We also talked about how to stay calm amid the insanity of the news.
Listen to the interview in the audio player above.
Inskeep, a native of Carmel, Indiana, on attending Morehead State University:
"I wanted to get as far away from Indiana as i could image. And one state over was about as far as I could imagine. I'm serious about this. (laughing) And it's kind of amazing to think, because I've traveled several continent at this point. But really just going to school in New Jersey or something, that just did not enter my imagination.

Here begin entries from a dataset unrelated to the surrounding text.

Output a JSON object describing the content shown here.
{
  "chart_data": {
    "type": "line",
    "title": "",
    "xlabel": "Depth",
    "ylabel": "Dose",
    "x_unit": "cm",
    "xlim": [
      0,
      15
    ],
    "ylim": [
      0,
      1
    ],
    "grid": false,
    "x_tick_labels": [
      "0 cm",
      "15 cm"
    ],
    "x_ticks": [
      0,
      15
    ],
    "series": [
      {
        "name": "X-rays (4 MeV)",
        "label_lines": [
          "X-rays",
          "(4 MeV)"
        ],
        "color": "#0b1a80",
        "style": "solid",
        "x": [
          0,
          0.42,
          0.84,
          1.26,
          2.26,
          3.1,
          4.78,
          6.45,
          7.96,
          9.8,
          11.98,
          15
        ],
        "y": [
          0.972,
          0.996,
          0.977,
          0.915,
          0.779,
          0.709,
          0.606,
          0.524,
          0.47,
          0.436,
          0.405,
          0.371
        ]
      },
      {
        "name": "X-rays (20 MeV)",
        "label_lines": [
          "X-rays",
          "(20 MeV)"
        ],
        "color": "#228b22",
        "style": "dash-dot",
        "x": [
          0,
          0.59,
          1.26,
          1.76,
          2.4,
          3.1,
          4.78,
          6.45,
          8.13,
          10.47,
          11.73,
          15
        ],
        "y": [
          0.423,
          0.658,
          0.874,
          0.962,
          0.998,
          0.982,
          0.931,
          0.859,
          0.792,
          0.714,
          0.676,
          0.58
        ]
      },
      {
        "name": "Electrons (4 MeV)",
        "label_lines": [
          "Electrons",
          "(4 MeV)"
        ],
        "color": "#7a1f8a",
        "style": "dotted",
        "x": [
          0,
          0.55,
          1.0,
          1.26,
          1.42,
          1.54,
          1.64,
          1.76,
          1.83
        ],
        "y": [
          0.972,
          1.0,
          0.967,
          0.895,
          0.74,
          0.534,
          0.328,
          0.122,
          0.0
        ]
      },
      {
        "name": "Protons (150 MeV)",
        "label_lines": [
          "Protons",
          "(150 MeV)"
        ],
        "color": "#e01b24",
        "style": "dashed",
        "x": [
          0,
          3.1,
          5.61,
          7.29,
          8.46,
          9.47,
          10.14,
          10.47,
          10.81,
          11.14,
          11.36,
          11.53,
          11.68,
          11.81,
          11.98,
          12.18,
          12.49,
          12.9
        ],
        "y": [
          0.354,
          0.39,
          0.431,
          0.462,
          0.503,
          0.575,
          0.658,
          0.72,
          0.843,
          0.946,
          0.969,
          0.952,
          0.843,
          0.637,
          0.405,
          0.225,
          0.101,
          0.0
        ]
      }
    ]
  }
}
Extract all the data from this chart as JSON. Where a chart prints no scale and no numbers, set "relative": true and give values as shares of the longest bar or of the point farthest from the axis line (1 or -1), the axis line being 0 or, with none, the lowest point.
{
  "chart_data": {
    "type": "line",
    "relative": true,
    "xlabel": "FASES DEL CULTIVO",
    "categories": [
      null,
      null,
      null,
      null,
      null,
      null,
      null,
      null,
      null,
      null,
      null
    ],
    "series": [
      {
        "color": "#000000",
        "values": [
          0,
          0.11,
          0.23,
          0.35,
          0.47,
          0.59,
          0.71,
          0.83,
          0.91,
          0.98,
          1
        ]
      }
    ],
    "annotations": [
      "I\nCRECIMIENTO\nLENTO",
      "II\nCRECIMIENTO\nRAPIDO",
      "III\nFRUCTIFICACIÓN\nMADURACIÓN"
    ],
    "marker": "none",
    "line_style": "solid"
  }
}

"But someone had mentioned Morehead to me -- a music teacher did -- because I was a musician in high school and they had a good music program. I applied there. I didn't end up studying music at all, but I was accepted to the school. And I mean this respectfully: It turned out to be another world. I actually did go very far away. When you go from a very nice suburb of Indianapolis to the hills of Eastern Kentucky, on the edge of historic coal mining country, it's a different place. And people have had different life experiences. And you learn a lot really fast about the diversity and the complexity of the world."
On "laughing to keep from crying":
"Reporting on bad news is certainly not as hard as living it firsthand. But it can be challenging. And I think the most important thing for us all is to be willing to laugh. Especially to laugh when things are bad. A cynical laugh that's OK, too. Langston Hughes has that phrase "laughing to keep from crying." I think about that a lot.
"I thought about that a lot during the financial crisis especially, when it just seemed like the whole world was falling apart. I was totally OK with telling a cynical kind of reporter-journalism kind of joke, or letting that come out on the air. And sometimes people didn't get it. 'Why are you laughing? This is terrible. You should be serious!' Yes, it is terrible. I should be serious. But that's actually why I should be laughing. Because we're all human. And when you laugh, it means you're not defeated."
Steve Inskeep will discuss "Jacksonland" as part of the Filson Historical Society’s Gertrude Polk Brown Lecture Series on Monday, May 23 at 6:30 p.m. at The Temple, Congregation Adath Israel Brith Sholom, 5101 U.S. Highway 42.